In search of the perfect steak

Toronto writer goes the extra mile in pursuit of carnivorous bliss

The slight, smartly attired scribe sitting across the table does not meet expectations.

Having recently completed an around-the-world culinary adventure in search of the perfect steak, one would expect to find a rather large individual decked out in stretchy pants in the throes of epic meat sweats squeezing his hefty keister into the slim-fit café chair at the Starbucks at Yonge and Roxborough for the interview promoting his new book, Steak.

Toronto writer Mark Schatzker, a regular contributor to the Globe and Mail and other publications, looks as if he could up and run a marathon.

After completing a story on steaks for online magazine Slate, where Schatzker ordered and evaluated a number of varieties from online sources, he found out rather quickly there was more to it than marbling.

“I knew there was a bigger story, and it involved everything from flavour science to Nazi Germany to the evolution of humans as meat eaters,” says Schatzker. Four years later, Steak chronicles his beef-based adventures: from eating mutton in Mongolia to facing an ungodly wall of stench in the ranchlands of Texas, combining a travel and culinary narrative in one tidy package. But why him?

“I think I have fairly sensitive taste buds,” says Schatzker, “but I think that I am also curious, and I have a desire to understand.”

After securing a fortuitous travel piece for Condé Nast that involved travelling the world for 80 days without taking a plane, Schatzker had the opportunity he needed to go on a steak-sampling marathon for the ages, including stopovers in the carnivore capitols of Texas, France, Scotland, Italy, Japan and Argentina.

But, where the book gets really interesting is when Schatzker returns home, purchases three Canadienne cows, and raises them on a farm near Singhampton, Ont., with the help of Michael Stadtländer, local food luminary and one of the country’s top chefs. The story of the first and best of his trio of cows, Fleurance, is worth the cover price, alone, including the cans of Creemore he brought for the cows on their last morning.

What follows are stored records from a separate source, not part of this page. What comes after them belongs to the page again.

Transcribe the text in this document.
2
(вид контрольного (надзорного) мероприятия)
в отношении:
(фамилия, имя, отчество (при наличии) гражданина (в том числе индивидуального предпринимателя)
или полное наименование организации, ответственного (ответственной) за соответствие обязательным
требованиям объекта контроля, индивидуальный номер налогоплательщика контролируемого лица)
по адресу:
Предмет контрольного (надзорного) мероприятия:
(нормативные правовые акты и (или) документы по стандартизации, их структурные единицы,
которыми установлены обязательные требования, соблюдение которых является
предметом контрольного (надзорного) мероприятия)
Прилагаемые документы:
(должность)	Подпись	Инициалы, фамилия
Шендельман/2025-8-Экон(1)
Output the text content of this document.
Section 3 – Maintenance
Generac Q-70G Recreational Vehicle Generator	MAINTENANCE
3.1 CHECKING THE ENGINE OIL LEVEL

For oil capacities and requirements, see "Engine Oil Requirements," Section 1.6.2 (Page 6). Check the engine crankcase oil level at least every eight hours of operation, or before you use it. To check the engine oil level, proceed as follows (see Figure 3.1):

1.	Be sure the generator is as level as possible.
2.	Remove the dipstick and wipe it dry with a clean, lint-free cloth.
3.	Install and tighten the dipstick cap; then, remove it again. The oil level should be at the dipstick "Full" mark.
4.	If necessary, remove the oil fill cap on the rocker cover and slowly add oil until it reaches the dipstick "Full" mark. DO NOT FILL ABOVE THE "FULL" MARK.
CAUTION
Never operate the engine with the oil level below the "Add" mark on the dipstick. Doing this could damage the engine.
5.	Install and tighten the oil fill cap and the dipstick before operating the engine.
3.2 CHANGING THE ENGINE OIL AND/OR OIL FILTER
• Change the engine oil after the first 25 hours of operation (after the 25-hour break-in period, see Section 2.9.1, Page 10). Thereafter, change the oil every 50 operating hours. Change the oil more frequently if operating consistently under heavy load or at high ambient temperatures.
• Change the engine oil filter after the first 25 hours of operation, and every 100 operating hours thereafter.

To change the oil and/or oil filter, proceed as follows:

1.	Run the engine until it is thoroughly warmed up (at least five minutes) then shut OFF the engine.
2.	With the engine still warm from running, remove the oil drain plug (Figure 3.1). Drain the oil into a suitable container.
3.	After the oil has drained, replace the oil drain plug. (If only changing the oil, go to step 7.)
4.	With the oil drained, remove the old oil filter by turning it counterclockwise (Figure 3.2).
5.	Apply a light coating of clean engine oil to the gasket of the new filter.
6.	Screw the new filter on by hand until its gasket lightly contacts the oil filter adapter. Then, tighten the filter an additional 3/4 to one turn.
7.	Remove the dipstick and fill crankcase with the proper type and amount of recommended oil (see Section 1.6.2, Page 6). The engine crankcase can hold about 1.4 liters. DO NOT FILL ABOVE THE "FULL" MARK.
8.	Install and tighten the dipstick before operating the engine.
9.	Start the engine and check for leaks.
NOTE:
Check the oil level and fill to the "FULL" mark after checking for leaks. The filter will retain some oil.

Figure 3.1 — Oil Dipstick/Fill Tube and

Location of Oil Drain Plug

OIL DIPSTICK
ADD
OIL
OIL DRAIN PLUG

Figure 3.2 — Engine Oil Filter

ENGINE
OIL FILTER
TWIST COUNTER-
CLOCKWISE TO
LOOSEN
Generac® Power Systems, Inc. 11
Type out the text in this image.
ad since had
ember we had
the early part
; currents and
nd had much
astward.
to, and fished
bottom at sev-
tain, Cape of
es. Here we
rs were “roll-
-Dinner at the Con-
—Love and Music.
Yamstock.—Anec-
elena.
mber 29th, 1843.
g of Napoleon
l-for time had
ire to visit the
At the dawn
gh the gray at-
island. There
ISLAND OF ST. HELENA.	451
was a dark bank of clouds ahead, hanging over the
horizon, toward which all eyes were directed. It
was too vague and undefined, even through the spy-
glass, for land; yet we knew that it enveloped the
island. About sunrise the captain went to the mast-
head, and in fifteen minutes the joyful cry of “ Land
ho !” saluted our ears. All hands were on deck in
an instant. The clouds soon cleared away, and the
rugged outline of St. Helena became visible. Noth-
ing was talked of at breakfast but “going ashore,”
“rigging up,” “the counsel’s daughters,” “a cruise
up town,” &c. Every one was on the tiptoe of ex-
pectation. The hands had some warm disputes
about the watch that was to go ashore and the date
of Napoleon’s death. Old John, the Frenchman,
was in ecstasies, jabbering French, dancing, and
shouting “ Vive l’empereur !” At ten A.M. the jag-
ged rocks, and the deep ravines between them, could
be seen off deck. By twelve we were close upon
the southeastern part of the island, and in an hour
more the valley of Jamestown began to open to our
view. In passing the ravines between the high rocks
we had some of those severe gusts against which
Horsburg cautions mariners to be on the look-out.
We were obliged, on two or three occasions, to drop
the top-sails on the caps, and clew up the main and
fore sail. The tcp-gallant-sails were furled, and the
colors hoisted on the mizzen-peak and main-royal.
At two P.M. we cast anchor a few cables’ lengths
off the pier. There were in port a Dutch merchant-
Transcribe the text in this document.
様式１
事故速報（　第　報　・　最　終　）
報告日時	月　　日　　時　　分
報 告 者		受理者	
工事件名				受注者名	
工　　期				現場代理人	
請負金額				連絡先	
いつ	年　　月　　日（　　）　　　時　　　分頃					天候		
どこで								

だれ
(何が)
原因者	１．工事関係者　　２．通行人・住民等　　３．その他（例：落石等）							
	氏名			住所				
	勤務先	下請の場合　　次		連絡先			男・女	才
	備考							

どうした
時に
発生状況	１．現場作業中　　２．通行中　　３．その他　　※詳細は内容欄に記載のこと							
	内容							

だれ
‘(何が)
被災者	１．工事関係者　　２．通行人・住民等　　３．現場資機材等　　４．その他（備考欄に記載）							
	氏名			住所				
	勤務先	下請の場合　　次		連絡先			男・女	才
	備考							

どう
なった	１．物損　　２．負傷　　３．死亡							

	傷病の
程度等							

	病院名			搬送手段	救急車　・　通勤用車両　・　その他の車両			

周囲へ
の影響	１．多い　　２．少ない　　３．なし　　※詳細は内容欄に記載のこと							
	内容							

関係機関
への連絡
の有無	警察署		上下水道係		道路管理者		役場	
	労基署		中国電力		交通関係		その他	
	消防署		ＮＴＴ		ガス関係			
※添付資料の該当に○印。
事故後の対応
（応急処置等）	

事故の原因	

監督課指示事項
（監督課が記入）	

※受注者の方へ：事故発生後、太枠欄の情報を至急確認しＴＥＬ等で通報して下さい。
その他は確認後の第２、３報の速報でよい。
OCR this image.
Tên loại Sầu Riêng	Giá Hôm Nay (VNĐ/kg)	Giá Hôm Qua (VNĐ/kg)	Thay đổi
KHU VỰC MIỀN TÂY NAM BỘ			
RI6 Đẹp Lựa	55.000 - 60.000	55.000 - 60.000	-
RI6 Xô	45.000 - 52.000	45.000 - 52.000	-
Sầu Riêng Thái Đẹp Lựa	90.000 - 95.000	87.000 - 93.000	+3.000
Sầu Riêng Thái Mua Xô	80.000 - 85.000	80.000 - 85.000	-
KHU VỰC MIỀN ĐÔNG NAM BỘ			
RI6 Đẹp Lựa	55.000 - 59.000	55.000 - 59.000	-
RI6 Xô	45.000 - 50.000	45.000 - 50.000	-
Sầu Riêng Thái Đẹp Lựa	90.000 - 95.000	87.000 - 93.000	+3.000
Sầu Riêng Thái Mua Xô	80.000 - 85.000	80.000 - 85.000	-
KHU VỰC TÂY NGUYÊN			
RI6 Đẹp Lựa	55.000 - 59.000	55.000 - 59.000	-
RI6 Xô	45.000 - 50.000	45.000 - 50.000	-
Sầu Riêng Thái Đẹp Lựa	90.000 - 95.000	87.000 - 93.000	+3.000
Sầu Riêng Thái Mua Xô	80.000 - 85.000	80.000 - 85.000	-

“I found the experience of owning and raising a heifer, slaughtering it and eating it very satisfying in ways I didn’t anticipate at all,” says Schatzker, who marks his ability to feed his three young children food that he raised himself as a monumental achievement.

“And her hide is on my family room floor and the kids sit on her.” As for the elusive, perfect steak, Schatzker has learned to lower his expectations. “I’ve given up the idea of perfection,” says Schatzker. “But I’m always looking for a good steak.”Steak hits shelves on May 8.